June 13, 2013 is the day shareholders vote on whether or not to accept Sprint’s latest offer to buy the remainder of Clearwire that it does not already own. June 12, 2013 is the day SoftBank and Dish Network bids to buy part of Sprint are scheduled as well.

At least in part, the outcome will shape the structure of the U.S. market. A possible outcome is the emergence of a fifth national, facilities-based mobile services provider.

Another outcome is a major change of control for either T-Mobile USA or Sprint, with the national mobile service provider market remaining fixed at four.
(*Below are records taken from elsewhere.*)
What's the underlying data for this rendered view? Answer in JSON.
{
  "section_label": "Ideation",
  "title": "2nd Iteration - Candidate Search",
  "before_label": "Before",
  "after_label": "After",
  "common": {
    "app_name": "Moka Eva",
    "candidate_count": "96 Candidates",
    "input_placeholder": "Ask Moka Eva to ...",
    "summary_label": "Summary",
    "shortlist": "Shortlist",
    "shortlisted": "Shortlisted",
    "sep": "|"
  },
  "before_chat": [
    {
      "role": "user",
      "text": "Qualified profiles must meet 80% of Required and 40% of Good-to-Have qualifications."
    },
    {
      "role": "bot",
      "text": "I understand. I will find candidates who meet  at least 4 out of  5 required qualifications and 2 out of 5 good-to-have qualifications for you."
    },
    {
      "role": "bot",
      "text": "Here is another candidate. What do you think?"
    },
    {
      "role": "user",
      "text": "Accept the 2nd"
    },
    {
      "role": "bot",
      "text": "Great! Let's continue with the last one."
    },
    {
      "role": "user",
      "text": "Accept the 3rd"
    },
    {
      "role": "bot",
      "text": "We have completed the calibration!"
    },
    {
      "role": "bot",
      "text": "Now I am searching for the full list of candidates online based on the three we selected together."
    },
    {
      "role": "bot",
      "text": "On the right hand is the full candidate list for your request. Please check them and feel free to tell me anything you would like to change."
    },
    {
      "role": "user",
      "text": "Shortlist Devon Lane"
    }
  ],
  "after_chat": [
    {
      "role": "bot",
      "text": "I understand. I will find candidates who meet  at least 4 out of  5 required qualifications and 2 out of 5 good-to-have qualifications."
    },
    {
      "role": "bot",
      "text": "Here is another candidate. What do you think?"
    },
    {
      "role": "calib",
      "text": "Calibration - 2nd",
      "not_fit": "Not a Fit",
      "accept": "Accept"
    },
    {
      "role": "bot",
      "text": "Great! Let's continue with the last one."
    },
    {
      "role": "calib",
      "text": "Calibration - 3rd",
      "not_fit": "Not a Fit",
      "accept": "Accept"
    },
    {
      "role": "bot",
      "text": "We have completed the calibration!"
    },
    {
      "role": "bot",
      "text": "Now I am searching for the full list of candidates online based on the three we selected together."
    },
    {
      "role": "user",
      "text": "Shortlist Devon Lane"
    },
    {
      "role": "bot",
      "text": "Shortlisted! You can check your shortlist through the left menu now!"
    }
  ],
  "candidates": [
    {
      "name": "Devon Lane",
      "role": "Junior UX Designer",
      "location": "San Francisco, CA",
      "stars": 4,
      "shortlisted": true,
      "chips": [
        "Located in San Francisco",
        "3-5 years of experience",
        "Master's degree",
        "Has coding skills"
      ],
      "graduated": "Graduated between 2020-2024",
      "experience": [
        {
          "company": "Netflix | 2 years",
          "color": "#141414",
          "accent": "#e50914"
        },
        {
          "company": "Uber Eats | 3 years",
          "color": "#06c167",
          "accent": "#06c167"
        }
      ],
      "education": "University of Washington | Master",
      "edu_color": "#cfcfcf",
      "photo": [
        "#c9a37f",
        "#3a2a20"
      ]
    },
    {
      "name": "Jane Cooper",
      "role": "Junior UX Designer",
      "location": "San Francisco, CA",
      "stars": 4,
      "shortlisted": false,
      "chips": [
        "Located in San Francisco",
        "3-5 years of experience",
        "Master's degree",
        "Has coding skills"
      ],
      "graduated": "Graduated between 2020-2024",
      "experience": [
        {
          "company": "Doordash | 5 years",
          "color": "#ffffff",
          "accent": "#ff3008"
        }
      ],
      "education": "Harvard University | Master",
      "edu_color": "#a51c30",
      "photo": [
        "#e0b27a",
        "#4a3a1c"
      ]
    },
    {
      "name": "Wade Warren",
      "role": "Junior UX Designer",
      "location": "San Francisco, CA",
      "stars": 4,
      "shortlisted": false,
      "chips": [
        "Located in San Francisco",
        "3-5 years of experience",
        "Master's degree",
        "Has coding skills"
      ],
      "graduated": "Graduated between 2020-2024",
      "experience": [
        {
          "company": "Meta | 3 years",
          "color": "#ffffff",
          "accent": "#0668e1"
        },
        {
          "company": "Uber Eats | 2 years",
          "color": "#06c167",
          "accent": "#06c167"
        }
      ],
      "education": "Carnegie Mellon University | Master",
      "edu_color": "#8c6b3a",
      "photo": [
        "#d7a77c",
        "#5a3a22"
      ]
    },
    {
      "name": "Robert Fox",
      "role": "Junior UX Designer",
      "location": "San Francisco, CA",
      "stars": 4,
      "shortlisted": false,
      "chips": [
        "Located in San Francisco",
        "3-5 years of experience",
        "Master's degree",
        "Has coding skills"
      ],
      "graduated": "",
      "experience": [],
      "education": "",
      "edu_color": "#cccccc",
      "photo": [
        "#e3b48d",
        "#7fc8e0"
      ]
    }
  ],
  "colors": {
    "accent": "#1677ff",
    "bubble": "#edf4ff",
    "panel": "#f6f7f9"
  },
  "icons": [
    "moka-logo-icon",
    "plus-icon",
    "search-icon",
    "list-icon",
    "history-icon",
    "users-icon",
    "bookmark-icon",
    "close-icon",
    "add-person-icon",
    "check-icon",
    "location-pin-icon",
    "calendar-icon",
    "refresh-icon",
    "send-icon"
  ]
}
At least momentarily, the turmoil is likely helpful to AT&T and Verizon Wireless, which, one might argue, continue to pull away from Sprint and T-Mobile USA.

Under some circumstances, Softbank pays more than it wanted to acquire both Sprint and effectively Clearwire. Under other circumstances, litigation would tie up the Clearwire acquisition for some time, even if Sprint wins the shareholder vote.

If Sprint somehow loses the shareholder vote and Clearwire is not sold to Sprint but rather to Dish Network, one might predict a period of turmoil, as Dish Network would become an activist minority investor with board seats and clear business objectives different from )and competitive to) Sprint’s interests.

Probably the closest example is Vodafone’s minority holding in Verizon Wireless, though Dish Network’s investment in Clearwire would be more potentially fractious. Vodafone never wanted to create a rival network to Verizon Wireless in the U.S. market.

Dish Network clearly will do so. So Sprint would face a minority shareholder determined to compete against Sprint.

Nor is that key issue the only potential area of friction, though it is the most important. It always is hard to measure the effect of top management personalities on organization strategies and operating practices.

But it would be fair to say that easy coexistence between two strong-willed entrepreneurs (SoftBank’s Maysayoshi Son and Dish Network’s Charlie Ergen) would be problematic, even if organizational visions were completely aligned (and that would not be the case).

Some Clearwire shareholders believe the Dish Network offer is superior, and are fighting the Sprint deal. At a purely financial level, they can argue the point. Others might say the issues are broader than a simple fiduciary duty to shareholders.

Whether Dish Network and SoftBank actually can work together under circumstances where Dish Network will likely become a major rival to Sprint is the issue. Litigation that prevents Sprint from moving ahead rapidly, in the event it wins Clearwire, arguably is not helpful to Sprint.

Verizon Wireless and AT&T continue to pull away from T-Mobile USA and Sprint, while Dish Network prepares to enter the market as well. Few observers are likely to argue that five mobile providers can remain serious contenders in the U.S. market long term, under conditions where it appears four cannot do so.

For Dish Network, the obvious next move, should it fail to acquire a stake in Clearwire and lose the bid to buy Sprint, is to approach T-Mobile USA. A combined Dish Network and T-Mobile USA would leave the overall market at four contenders, arguably would strengthen T-Mobile USA and potentially align the interests of the two former companies without a leadership issue.

Some observers would argue that, ultimately, Dish Network is a seller of assets, not a long term operator. In that sense, Dish Network maximizes the value of its spectrum assets by wrapping them into an on-going service company (in fact, Dish Network must do so or it loses the right to use its spectrum), even if ultimately it is a seller of all those assets to a future buyer.

For Dish, winning Sprint, Clearwire, part of Clearwire’s spectrum or simply a partnership of some sort with Sprint, could all be considered upside.